Un altro capitolo. Un'altra pagina. Le opere che vanno dal n. 19 al n. 24. Vincenzo Accame si è formato come redattore. Ha lavorato per molti anni nelle case editrici. Due Pagine, Frammenti di pagine, Pagine nella n. 24, impaginazione, pagine stampate, in attesa della piega, del taglio, della legatoria.
Ma, per sua la scrittura, Accame prova un'altra combinazione. La trovata di Leonardo da Vinci era stata quella di scrivere da destra verso sinistra, la nota scrittura a specchio. Specchio s'intitola l'opera n. 14 di Accame: come una cosa che si specchia nell'acqua, diritto e rovescio, sopra e sotto, e il margine è la riva o la piegatura del foglio con la scrittura a impressione.

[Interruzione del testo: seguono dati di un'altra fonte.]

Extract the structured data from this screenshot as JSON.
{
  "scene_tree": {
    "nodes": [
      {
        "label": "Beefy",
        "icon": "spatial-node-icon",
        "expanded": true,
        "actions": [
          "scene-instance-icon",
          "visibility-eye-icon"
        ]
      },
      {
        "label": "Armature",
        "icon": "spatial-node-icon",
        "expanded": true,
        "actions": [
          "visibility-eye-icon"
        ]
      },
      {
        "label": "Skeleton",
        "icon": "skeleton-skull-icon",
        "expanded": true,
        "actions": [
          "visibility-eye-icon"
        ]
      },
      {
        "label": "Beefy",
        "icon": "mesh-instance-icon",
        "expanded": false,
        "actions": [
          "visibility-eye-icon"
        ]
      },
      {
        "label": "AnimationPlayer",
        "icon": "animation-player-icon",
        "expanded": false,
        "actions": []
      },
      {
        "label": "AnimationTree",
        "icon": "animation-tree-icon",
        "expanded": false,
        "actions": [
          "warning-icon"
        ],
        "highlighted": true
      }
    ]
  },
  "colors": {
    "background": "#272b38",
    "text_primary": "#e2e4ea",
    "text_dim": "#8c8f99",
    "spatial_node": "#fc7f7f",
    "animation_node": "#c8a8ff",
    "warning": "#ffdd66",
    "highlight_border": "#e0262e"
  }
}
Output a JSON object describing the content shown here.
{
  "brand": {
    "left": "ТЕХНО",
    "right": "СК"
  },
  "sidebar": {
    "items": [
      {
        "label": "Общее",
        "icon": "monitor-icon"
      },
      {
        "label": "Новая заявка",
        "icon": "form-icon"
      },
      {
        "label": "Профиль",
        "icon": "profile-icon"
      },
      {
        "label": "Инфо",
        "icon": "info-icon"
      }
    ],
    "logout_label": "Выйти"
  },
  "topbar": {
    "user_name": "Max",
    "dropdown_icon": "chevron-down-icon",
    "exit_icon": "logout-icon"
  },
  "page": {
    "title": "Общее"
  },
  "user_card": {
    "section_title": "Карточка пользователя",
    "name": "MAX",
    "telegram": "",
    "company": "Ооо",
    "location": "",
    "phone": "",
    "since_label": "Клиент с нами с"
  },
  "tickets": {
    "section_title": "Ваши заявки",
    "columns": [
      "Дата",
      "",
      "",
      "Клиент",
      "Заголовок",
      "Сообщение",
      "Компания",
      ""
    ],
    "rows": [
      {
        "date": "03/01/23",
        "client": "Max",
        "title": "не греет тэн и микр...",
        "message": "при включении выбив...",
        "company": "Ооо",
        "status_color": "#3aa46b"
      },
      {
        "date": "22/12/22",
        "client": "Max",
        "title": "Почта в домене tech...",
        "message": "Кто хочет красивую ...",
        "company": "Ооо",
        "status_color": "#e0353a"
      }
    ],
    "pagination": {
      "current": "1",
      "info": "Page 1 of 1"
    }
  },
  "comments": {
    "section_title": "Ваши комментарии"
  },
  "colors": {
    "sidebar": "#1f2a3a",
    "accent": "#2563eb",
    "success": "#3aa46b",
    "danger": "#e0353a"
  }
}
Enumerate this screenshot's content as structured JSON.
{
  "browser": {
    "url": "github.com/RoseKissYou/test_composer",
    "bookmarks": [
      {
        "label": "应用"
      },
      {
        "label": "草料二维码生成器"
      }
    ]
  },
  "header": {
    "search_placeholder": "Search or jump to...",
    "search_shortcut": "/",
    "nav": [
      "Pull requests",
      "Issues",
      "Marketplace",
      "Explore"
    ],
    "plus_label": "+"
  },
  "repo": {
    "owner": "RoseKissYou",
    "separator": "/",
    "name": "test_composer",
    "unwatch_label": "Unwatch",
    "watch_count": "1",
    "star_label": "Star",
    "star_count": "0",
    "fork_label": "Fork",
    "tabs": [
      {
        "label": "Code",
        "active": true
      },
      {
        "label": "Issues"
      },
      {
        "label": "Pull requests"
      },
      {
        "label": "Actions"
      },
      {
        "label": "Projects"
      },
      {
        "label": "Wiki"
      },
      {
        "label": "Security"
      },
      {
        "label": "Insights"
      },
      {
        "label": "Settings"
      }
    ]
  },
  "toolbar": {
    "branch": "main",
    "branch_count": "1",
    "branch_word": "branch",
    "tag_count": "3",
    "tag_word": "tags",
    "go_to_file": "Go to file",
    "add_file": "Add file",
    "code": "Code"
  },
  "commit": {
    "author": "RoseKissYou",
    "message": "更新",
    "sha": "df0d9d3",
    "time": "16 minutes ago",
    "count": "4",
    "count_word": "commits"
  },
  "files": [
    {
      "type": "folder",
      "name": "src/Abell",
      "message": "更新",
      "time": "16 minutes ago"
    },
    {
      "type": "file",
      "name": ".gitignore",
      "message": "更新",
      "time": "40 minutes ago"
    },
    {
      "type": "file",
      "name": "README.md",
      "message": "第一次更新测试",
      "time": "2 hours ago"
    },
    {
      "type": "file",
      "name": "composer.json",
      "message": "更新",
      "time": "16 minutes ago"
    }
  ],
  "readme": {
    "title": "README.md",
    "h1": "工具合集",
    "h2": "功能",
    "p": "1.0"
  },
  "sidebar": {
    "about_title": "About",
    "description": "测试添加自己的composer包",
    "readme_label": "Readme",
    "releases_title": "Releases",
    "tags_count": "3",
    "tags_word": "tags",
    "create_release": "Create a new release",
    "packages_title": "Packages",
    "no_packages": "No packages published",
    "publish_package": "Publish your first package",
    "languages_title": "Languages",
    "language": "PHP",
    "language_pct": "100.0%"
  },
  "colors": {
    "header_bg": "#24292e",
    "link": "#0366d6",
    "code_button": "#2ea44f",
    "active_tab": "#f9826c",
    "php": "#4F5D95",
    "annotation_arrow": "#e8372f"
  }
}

Specchio, piega, strati, combinazioni, l'opera n. 16 li comprende tutti in un'articolazione ancora più complessa e tuttavia ordinata, regolare, precisa: quasi lo schema di una logica.

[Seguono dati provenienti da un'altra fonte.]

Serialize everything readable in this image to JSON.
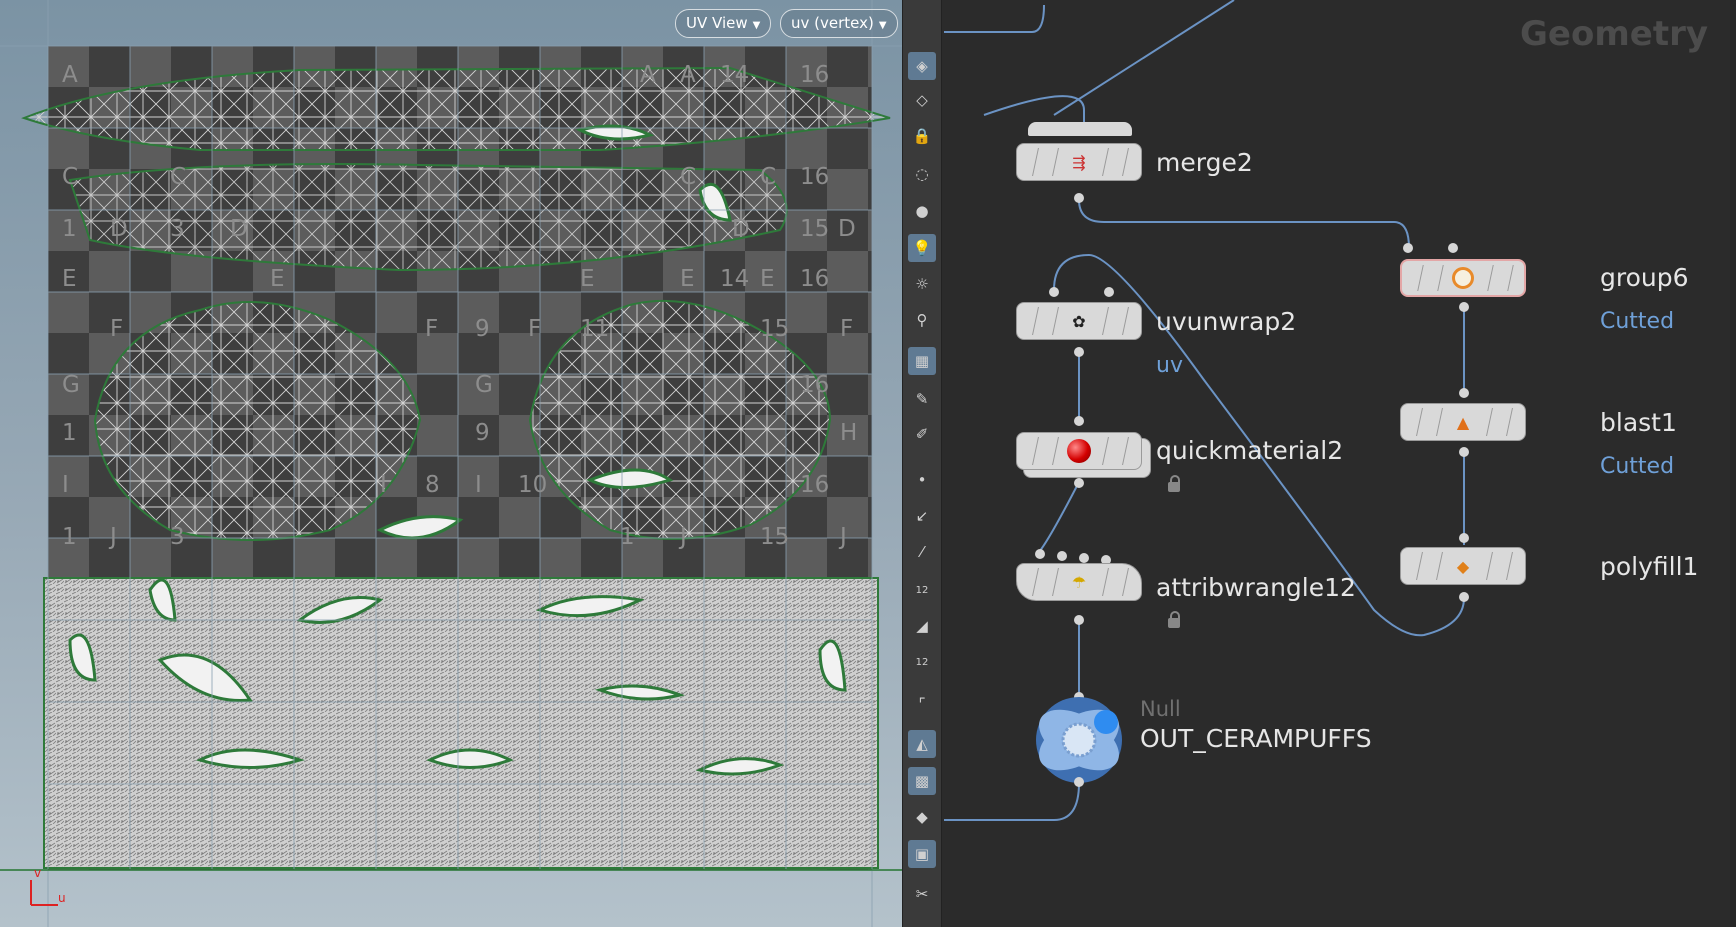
{
  "uv_view": {
    "view_mode": "UV View",
    "attribute": "uv (vertex)",
    "axis_v": "v",
    "axis_u": "u",
    "checker_labels": [
      "A",
      "A",
      "A",
      "14",
      "16",
      "C",
      "C",
      "C",
      "C",
      "16",
      "1",
      "D",
      "3",
      "D",
      "D",
      "15",
      "D",
      "E",
      "E",
      "E",
      "E",
      "14",
      "E",
      "16",
      "F",
      "F",
      "9",
      "F",
      "11",
      "15",
      "F",
      "G",
      "G",
      "16",
      "1",
      "9",
      "H",
      "I",
      "I",
      "8",
      "I",
      "10",
      "16",
      "1",
      "J",
      "3",
      "1",
      "J",
      "15",
      "J"
    ]
  },
  "toolbar": {
    "tools": [
      "uv-display",
      "uv-edit",
      "lock",
      "ghost",
      "sphere",
      "light",
      "bulb",
      "pin",
      "checker",
      "brush",
      "brush2",
      "dot",
      "select",
      "pick",
      "numbers",
      "paint",
      "numbers2",
      "corner",
      "eraser",
      "checker2",
      "diamond",
      "flatten",
      "scissors"
    ],
    "labels": {
      "num1": "12",
      "num2": "12"
    }
  },
  "network": {
    "context": "Geometry",
    "nodes": {
      "merge2": {
        "name": "merge2"
      },
      "group6": {
        "name": "group6",
        "comment": "Cutted"
      },
      "uvunwrap2": {
        "name": "uvunwrap2",
        "comment": "uv"
      },
      "blast1": {
        "name": "blast1",
        "comment": "Cutted"
      },
      "quickmaterial2": {
        "name": "quickmaterial2"
      },
      "polyfill1": {
        "name": "polyfill1"
      },
      "attribwrangle12": {
        "name": "attribwrangle12"
      },
      "out": {
        "type": "Null",
        "name": "OUT_CERAMPUFFS"
      }
    }
  },
  "colors": {
    "node_body": "#d9d9d9",
    "wire": "#6b93c4",
    "comment": "#6fa0d8",
    "uv_island_outline": "#2e7a3a",
    "active_tool": "#5f7a93",
    "null_node": "#5b8ccf"
  }
}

«Che cosa differenzia l'idea di un colore dall'idea di una parola ? Come trascrivere in parola, come realizzare sulla carta questa idea che non sappiamo?». Se la scrittura non si muove tra le facoltà del volere, potere, sapere, dovere, quanto passa nella scrittura non è scritto perché non abbiamo potuto né voluto scrivere. Passa tra le righe, tra una parola e l'altra, nelle pause, nella pagina, «è il modo stesso di disporre i vari tipi di segni (linguistici e no) sulla carta e sulla tela, i vari interventi di colore, le varie modulazioni degli spazi». Come ? Per esempio, come nell'opera n. 30 dal titolo Tre capitoli. Oppure nella n. 38 Nove metafore come scrittura. Passa attraverso il numero. Tre o nove indicano qui una partitura, una integrazione, un'indicazione di lettura. Non vogliono significare niente, se non una serie che svolge una struttura linguistica.
Il libro
Vincenzo Accame: Pittura come scrittura, catalogo delle opere, Milano, Spirali, 2003.